Had this data-gathering remained within Google’s walls, I suspect that use of it would have needed to be extremely careful. If they’d suddenly created a product that appealed so specifically to the public, Brin, Page and Schmidt would hardly be able to claim that crystal balls were being issued to in-house clairvoyants…

And let’s not even try to imagine the furore if the login details of private broadband routers had been hacked and published online…

Rumours, Allegations & Conspiracy Theories

So far, nobody has proven that any data that Google took from UK residents has ever been used. In other countries, however, investigations have shown that some very specific personal data was recorded – and of course that poses the question of why would this data be harvested, if not to be used or sold?

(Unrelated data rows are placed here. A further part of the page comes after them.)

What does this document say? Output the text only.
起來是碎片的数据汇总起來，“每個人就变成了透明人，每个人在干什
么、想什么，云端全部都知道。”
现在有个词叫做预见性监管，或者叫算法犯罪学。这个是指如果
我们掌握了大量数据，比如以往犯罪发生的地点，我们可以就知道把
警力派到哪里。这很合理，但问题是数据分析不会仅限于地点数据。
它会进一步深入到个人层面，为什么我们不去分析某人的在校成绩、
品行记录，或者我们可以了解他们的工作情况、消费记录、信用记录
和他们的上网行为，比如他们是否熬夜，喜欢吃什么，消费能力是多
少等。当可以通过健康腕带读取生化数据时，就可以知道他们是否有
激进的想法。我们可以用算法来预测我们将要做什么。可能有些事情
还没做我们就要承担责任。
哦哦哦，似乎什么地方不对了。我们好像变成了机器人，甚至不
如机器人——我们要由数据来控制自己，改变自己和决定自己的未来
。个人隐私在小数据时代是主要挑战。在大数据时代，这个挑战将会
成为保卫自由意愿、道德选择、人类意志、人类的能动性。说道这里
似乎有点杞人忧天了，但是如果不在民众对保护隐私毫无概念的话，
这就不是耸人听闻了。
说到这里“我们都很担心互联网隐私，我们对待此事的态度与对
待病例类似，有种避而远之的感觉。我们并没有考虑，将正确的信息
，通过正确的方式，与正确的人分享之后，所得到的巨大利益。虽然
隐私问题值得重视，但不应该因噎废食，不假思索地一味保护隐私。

Some have already drawn parallels with the Phone Hacking Scandal, citing a link between David Cameron and Google (through the wife of one of his former advisors, Steve Hilton, and a number of meetings between Cameron & Google). The blatant rumour here being that some senior Ministers at “UK, plc” may have known that our data was up to the highest bidder. The Tin-Foil Hat Crew will doubtless have connected the dots and assumed that Whitehall would use the data in the pursuit of a Big Brother-style data repository on us.

If Google StreetView perfects mind-reading, will this become essential fashion?